It’s ten PM on Christmas Day Eve and quiet descends as families slowly begin to return to their pre-Christmas routine. The gifts are all unwrapped; the main meal eaten; the excitement abated. Maybe children will sleep through the night while their parents clean up and then collapse into bed themselves. This is the part where “All is calm . . . “ becomes appropriate.
December 25 celebrates the birth of Jesus Christ, although the actual date of His birth is unknown. When things were organized, I don’t know how the beginning of winter was chosen as His birthday. But then it wasn’t ever blizzardy in Bethlehem regardless of the season. Rather, tropical was the weather of the day. So maybe those who chose the date didn’t think or know that much of today’s known world is cloaked in snow or ice in December.

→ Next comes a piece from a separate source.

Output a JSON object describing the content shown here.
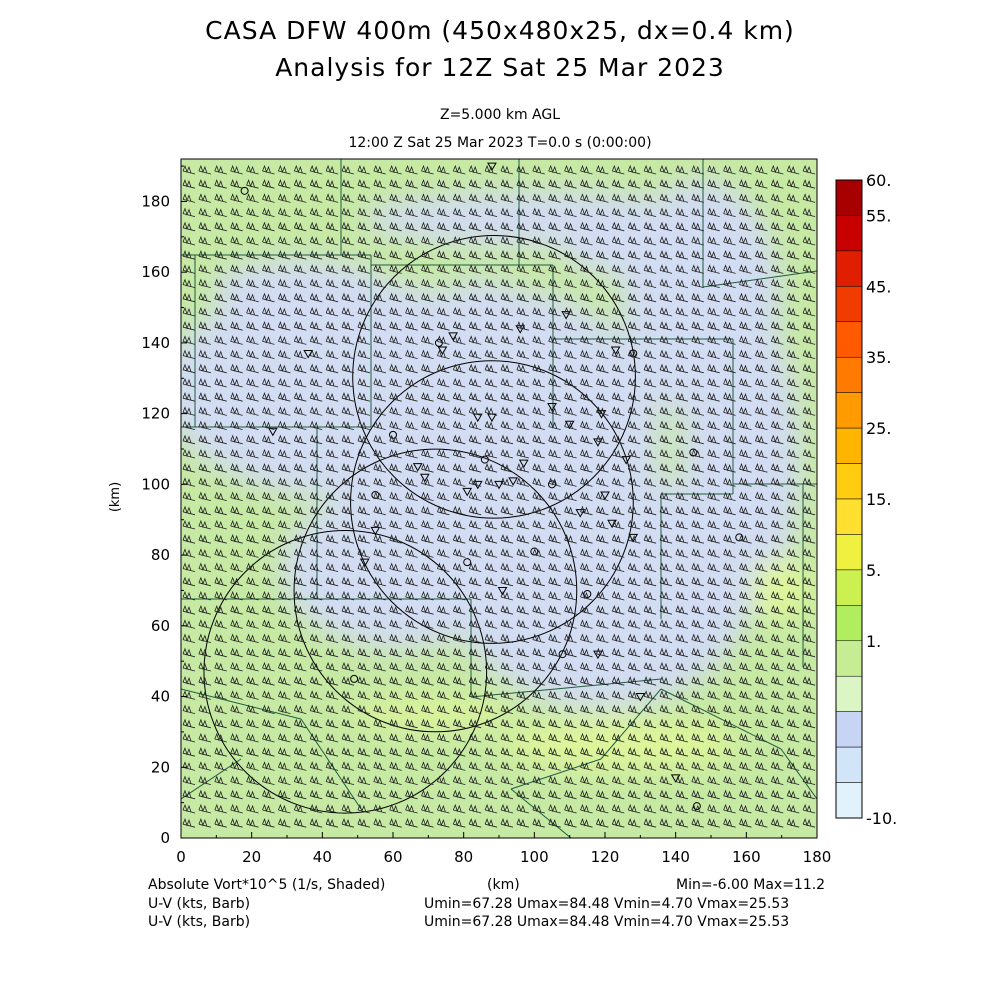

Still . . . all is calm. Whether one celebrates Christmas with sun-drenched palm trees and fig leaves or snow covered evergreens and pine cones, this is the part where everyone is satisfied, even if they didn’t receive all they wanted from Santa. Their stomachs are full, their brains are on stimulus-overload, their energy is depleted. It’s a default way of sliding into “All is calm.”
Which makes me wonder: Was it Christmas Eve or Christmas Day Eve when Mary gave birth and the angels appeared to the shepherds. When they, in turn, visited the child in the manger. When the Maji came to honor Him too?
I don’t know. And most likely it doesn’t matter, since the birth date of December 25 was arbitrary in the first place. What I like to think, however, is that all the excitement, the pandemonium and the craziness we experience every year is a prelude to the calm that occurred when Jesus Christ was born.